セガール幹事長代理

きさらぎ駅のセガール幹事長代理のレビュー・感想・評価

きさらぎ駅(2022年製作の映画)
3.0
電車寝過ごしたら廃村に着いた話。

寝過ごしメンバーはDQNアベック、アベックのパシリ♂、ワンカップ命おじさん、JK、女教師と、素晴らしい男女比で、且つどの層のコンパのニーズにも見事に応えた、愉快な面々である。
なんならDQNはすでにカップルが成立してるので、おっさんや冴えないパシリの兄ちゃんでもJKを狙える、夢のある陣営である。
個人的に一番お気に入りはDQN♂で、パシリに「お前なんで俺を起こさねえんだよ!」と文句を浴びせるんですが、友達と遊びに行く日にお母さんに起こしてもらえなかった中学生とやることが一緒で、私の母性本能はくすぐられまくりでした。

この手の映画はクソだと相場は決まっているし、題名に「駅」ってついてるのにすぐ駅から出るし、嫌な予感がえげつなかったんですが、期待はいい意味で裏切られ、初代プレステぐらいのCGを差し引いても、(中盤ぐらいまでは)メリハリのある起承転結と捻りのある話運びが光り、総合的に満足度は高かった。
若い子いるよ、って言われて入ったスナックの一番若い子が50代だったんだけど意外と話は合うし明朗会計だし、なんやかんや70点、みたいな悔しい感じに落ち着いてしまいました。
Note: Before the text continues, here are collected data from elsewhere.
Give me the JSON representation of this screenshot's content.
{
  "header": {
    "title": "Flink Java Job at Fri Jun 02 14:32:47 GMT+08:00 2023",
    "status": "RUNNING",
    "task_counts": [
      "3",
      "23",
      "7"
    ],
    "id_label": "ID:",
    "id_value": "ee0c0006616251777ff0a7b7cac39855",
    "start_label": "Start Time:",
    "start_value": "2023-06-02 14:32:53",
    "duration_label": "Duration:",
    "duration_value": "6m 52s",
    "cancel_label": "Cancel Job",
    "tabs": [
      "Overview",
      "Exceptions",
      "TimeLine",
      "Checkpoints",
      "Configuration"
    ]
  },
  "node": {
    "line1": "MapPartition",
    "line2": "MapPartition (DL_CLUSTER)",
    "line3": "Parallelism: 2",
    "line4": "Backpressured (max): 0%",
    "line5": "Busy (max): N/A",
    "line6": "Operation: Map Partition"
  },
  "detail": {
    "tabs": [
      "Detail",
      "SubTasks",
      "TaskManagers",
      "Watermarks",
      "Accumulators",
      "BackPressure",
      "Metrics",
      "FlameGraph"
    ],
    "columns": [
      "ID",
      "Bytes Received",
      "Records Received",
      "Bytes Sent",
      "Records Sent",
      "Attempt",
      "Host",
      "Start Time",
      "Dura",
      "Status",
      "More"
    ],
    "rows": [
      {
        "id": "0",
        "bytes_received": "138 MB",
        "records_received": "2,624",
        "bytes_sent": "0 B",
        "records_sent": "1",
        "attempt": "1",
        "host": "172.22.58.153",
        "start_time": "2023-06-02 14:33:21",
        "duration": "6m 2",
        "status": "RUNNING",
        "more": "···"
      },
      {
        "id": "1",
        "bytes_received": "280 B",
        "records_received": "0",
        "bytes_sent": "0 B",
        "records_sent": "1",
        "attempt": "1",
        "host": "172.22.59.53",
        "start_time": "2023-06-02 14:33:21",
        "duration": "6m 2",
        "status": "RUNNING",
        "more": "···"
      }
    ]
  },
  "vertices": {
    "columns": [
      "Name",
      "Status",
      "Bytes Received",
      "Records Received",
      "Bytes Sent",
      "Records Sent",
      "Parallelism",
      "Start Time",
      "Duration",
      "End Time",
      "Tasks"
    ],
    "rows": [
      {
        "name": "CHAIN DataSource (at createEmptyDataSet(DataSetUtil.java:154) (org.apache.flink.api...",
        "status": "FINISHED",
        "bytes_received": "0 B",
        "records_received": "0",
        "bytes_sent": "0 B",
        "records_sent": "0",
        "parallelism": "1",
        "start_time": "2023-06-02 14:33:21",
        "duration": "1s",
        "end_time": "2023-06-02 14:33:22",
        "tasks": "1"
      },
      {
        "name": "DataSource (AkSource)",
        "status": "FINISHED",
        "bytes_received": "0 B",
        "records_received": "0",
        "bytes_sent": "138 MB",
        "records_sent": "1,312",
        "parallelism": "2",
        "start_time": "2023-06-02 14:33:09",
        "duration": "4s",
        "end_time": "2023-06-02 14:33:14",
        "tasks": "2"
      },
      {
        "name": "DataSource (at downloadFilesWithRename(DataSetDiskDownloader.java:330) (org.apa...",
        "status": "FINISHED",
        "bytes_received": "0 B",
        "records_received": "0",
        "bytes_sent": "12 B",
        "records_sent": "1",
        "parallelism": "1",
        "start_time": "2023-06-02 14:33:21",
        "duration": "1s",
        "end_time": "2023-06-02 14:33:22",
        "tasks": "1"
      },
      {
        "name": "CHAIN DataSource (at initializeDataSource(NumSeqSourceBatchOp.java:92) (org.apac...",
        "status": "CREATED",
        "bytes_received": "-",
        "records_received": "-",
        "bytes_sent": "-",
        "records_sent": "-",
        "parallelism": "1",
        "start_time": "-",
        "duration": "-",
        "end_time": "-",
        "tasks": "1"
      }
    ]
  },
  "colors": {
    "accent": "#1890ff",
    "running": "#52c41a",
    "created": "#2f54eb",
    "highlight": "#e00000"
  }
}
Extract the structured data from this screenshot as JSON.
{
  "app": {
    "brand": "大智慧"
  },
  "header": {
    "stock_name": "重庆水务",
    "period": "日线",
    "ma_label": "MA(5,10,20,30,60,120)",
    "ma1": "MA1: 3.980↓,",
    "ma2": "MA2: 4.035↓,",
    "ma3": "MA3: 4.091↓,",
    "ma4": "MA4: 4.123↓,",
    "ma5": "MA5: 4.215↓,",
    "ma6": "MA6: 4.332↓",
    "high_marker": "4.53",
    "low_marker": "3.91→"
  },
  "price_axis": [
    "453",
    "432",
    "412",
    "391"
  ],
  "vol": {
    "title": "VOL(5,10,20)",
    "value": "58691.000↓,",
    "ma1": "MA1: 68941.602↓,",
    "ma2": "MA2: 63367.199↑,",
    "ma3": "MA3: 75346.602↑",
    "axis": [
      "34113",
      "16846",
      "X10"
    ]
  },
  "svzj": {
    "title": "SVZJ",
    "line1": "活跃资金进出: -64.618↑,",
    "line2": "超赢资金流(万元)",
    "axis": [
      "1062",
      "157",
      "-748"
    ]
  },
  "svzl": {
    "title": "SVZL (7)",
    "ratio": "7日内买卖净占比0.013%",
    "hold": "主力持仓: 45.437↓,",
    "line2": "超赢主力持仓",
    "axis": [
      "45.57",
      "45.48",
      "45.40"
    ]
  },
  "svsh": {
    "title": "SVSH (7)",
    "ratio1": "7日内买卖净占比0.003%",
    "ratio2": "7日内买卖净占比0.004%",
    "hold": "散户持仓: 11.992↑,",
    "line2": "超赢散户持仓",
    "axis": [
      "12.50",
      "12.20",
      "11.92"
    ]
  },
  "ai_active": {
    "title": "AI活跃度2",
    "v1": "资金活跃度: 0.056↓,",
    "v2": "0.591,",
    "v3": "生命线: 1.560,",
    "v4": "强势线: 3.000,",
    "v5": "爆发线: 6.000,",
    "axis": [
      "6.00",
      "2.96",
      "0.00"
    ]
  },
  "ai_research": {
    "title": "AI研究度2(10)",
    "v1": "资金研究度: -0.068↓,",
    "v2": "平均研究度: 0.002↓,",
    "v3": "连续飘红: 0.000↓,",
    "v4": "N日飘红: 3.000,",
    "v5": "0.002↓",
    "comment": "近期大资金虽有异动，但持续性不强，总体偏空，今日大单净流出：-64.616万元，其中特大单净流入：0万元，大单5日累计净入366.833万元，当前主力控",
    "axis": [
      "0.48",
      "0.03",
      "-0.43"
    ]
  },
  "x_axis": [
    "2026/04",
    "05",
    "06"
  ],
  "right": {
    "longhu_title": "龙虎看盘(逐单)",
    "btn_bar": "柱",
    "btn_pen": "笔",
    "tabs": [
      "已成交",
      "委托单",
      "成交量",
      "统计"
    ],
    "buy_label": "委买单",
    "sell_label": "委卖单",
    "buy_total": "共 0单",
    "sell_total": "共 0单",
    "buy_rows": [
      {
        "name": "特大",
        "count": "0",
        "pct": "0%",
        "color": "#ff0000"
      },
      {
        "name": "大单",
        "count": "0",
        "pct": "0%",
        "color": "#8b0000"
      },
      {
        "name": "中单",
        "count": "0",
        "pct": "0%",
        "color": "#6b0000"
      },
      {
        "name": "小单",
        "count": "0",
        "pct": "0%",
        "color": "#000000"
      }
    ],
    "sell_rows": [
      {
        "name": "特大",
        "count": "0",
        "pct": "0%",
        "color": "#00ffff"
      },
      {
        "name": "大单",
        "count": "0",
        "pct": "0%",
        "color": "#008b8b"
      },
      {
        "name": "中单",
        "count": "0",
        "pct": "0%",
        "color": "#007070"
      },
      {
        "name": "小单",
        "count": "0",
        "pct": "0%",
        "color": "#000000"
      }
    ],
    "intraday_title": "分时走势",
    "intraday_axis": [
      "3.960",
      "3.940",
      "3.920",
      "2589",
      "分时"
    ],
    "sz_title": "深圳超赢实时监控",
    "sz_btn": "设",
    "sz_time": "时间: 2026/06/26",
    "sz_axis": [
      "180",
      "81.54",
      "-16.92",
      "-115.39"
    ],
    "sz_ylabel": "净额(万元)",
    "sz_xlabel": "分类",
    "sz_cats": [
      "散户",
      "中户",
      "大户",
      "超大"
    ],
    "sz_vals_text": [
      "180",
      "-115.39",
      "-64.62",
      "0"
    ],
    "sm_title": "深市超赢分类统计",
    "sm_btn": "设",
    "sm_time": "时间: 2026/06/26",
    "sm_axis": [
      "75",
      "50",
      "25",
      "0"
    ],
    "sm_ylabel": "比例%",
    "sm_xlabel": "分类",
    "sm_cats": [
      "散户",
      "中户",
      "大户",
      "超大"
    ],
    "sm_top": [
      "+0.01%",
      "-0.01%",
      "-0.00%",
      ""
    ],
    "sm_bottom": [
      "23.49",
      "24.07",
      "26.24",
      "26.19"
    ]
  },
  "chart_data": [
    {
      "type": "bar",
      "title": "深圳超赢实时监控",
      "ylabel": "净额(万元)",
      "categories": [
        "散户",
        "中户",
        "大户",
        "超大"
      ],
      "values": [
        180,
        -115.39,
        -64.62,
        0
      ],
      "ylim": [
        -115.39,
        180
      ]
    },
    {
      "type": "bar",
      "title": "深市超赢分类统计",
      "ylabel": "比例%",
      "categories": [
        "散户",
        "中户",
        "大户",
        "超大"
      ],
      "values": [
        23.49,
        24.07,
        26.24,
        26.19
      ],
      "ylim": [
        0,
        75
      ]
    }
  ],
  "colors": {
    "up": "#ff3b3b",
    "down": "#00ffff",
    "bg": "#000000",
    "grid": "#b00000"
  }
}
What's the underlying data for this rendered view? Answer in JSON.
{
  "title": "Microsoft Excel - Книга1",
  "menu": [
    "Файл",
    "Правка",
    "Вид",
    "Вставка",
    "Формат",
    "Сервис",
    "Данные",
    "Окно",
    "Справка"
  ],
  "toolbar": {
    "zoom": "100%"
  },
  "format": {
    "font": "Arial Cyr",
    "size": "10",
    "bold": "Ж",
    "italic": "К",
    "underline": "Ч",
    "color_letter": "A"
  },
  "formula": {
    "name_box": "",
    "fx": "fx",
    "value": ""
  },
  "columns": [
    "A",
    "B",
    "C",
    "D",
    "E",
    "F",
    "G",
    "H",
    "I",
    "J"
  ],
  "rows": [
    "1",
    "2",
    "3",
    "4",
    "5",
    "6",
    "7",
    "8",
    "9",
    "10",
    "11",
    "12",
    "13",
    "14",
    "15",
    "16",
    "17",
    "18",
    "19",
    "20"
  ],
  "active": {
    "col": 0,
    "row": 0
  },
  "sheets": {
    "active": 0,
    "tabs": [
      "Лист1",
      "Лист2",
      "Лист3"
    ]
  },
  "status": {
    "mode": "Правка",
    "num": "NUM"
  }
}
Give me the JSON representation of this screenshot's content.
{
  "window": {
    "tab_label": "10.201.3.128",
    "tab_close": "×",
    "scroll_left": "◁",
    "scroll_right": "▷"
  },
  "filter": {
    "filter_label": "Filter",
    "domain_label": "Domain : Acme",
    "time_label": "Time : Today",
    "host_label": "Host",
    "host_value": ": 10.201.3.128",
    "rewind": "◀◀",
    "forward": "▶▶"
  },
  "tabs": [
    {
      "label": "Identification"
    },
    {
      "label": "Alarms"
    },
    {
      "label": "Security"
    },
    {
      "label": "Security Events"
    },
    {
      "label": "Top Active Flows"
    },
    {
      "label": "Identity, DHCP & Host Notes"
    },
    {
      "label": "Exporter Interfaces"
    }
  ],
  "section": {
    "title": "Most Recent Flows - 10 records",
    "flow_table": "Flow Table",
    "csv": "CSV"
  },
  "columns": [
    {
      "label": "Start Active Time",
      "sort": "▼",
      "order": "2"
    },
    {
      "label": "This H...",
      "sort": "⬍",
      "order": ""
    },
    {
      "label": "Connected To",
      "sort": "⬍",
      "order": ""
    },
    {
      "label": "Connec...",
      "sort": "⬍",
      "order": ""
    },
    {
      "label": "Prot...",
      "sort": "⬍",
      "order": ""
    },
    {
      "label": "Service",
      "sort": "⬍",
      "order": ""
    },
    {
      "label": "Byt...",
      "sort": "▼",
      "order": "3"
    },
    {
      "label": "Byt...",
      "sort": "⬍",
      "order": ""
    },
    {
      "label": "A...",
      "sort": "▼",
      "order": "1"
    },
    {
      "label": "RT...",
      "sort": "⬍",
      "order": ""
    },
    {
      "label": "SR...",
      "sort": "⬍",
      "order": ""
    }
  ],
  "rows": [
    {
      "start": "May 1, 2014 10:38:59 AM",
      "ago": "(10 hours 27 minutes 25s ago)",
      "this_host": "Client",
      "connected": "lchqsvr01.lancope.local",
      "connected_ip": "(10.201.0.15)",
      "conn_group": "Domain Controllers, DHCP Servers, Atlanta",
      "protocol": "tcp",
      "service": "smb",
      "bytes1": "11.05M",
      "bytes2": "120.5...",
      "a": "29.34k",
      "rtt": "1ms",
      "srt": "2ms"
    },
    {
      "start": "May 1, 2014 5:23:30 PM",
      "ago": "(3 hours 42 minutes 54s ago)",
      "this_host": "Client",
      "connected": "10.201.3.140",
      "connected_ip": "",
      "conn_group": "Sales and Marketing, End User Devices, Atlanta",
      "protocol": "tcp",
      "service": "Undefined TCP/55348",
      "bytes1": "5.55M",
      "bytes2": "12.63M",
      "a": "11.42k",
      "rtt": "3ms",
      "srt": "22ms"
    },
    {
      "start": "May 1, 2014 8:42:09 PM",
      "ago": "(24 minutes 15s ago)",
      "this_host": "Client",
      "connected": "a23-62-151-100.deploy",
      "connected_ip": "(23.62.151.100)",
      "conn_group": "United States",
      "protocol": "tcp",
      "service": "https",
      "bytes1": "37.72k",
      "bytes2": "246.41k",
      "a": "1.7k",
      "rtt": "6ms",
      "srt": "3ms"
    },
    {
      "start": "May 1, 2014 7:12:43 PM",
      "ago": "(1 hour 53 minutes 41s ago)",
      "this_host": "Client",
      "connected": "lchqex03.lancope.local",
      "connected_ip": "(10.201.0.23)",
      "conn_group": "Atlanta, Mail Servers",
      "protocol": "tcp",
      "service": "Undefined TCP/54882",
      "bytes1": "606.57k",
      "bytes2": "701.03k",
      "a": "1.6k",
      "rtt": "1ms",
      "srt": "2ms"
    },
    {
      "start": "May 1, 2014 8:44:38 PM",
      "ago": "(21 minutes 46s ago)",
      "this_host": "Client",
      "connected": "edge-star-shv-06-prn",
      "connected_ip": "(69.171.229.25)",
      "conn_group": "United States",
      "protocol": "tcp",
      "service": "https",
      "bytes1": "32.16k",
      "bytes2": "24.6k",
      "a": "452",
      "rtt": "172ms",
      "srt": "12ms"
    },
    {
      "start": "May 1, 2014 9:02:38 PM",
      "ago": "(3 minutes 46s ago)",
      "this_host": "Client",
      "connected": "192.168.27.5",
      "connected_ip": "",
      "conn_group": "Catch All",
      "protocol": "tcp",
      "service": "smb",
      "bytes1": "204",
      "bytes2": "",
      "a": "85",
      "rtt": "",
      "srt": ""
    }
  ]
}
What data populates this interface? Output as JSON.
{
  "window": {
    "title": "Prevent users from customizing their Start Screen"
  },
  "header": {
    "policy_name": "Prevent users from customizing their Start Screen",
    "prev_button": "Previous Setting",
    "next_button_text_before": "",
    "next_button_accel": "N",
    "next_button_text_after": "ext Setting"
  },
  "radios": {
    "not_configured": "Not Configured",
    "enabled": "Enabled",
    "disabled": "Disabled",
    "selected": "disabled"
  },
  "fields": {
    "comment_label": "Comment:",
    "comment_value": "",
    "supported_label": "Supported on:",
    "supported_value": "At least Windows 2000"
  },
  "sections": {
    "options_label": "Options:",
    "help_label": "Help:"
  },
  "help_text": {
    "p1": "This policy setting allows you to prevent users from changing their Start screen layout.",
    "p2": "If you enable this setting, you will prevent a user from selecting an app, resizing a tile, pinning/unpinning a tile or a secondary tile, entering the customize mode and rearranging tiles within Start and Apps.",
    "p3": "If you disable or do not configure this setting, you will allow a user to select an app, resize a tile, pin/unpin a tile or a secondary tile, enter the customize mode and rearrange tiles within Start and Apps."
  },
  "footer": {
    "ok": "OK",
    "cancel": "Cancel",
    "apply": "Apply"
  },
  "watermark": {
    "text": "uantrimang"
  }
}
文句があるとすれば、この映画に限った話じゃないんだけど、カップルの片方が死んで、片割れが悲しみから回復するまでの早さ、あれなんとかならんのかね。
本作において彼氏が(文字通り)破裂するシーンがあるんだけど、女の子が数分で笑顔取り戻してたからね。

あと私は子供の頃から、電車でワンカップ飲むおっさんには絶対になるまいと思って力強く生きてきたけど、駅のホームで蓋を開ける瞬間のたまらなさを知ってしまうと、最早後には戻れないので、小さい子が家にいる方はそのあたりを、お子様にあまり彼らを迫害しすぎないように教えてあげてください。
「見ちゃだめ」って言われて傷つかない人間はこの世にいないのですから。